Partly because of its political sensitivity, Collins has walled off Shinsei from his other Japanese deals, which all conform more closely to the Ripplewood style. Financed out of a $1.2 billion Japan fund that closed last year, they are what he terms "basic businesses" that have run onto the shoals. As with Shinsei, Collins didn't invest until he had lined up what he calls "killer executives" to run them.

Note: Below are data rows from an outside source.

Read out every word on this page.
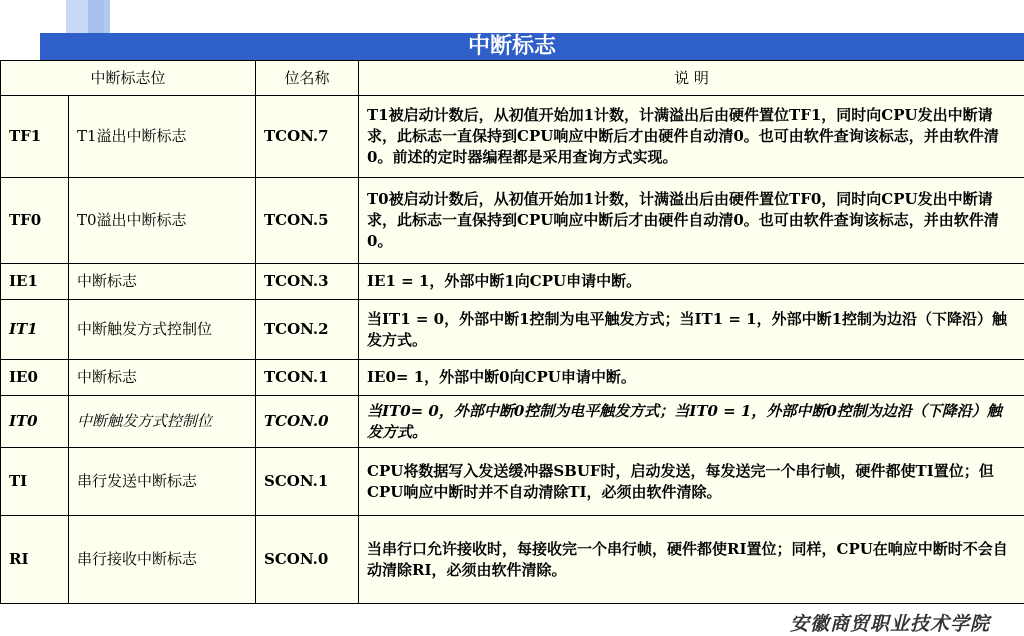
中断标志
中断标志位		位名称	说 明
TF1	T1溢出中断标志	TCON.7	T1被启动计数后，从初值开始加1计数，计满溢出后由硬件置位TF1，同时向CPU发出中断请求，此标志一直保持到CPU响应中断后才由硬件自动清0。也可由软件查询该标志，并由软件清0。前述的定时器编程都是采用查询方式实现。
TF0	T0溢出中断标志	TCON.5	T0被启动计数后，从初值开始加1计数，计满溢出后由硬件置位TF0，同时向CPU发出中断请求，此标志一直保持到CPU响应中断后才由硬件自动清0。也可由软件查询该标志，并由软件清0。
IE1	中断标志	TCON.3	IE1 = 1，外部中断1向CPU申请中断。
IT1	中断触发方式控制位	TCON.2	当IT1 = 0，外部中断1控制为电平触发方式；当IT1 = 1，外部中断1控制为边沿（下降沿）触发方式。
IE0	中断标志	TCON.1	IE0= 1，外部中断0向CPU申请中断。
IT0	中断触发方式控制位	TCON.0	当IT0= 0，外部中断0控制为电平触发方式；当IT0 = 1，外部中断0控制为边沿（下降沿）触发方式。
TI	串行发送中断标志	SCON.1	CPU将数据写入发送缓冲器SBUF时，启动发送，每发送完一个串行帧，硬件都使TI置位；但CPU响应中断时并不自动清除TI，必须由软件清除。
RI	串行接收中断标志	SCON.0	当串行口允许接收时，每接收完一个串行帧，硬件都使RI置位；同样，CPU在响应中断时不会自动清除RI，必须由软件清除。
安徽商贸职业技术学院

Take Japan's Niles Parts Co. The company is still run by the founding Suzuki family. But Richard M. Donnelly, the former head of General Motors Europe--who also runs Ripplewood's extensive U.S. auto parts investments--guides its strategy from the board. Donnelly's grand plan for the former Nissan Motor affiliate is to make it the nucleus of an international auto parts company by merging it with future acquisitions. Niles' Kentucky factory has a solid reputation in Detroit as a supplier of switches and sensors for cruise control and power-window systems, he says.

Another rehabilitation candidate is Nippon Columbia. Its recordings include a lot of syrupy traditional Japanese love songs, but it also has "a wonderful underleveraged jazz catalogue," Collins says. "And Denon has the potential to be the premier high-end consumer-electronics brand in the world." The plan is to split the studio from Denon and run the two separately. In charge of making that happen is Strauss Zelnick, the former head of BMG Entertainment, a unit of Bertelsmann AG.

Ripplewood also has a long-range vision for Seagaia, with its 1,300 hotel rooms, five-plus golf courses, and that man-made beach called the Ocean Dome. Michael F. Glennie, who joined Ripplewood after managing a $1 billion portfolio of leisure properties for Miami-based Boca Resorts Inc. and who once ran New York's swank Waldorf-Astoria Hotel, is the new CEO. Seagaia lost money every year after its 1993 opening, Glennie points out, mostly because it operated like a government agency, awarding big supply contracts without competitive bidding. Its primitive reservations system never adjusted pricing to seasonal demand, keeping its occupancy rates at a money-losing 48%. Glennie is convinced the resort's potential as both a domestic and international vacation and convention destination has never been exploited. After snapping it up for a song, Ripplewood refinanced Seagaia's debt and is now talking to Marriott International Inc. and Starwood Hotels & Resorts Worldwide Inc. about managing the property.

It will take thousands of executives as motivated as Donnelly, Zelnick, and Glennie to pull Japan out of its mess. True, private-equity investors are a patient lot. But they want to double or triple their money for their pains. And they'll certainly be spooked if a high-profile deal such as Shinsei goes sour. Meanwhile, other outsiders are getting cold feet.

Foreign acquisitions are down 57% year-to-date compared with the same period in 2000, according to Thomson Financial. Collins isn't fazed: "Investing here is maybe more important than doing it somewhere else," he says. By that standard, if Collins wins, Japan does too. If not, Ripplewood may join a distinguished list of foreign investors who thought they saw something that wasn't really there.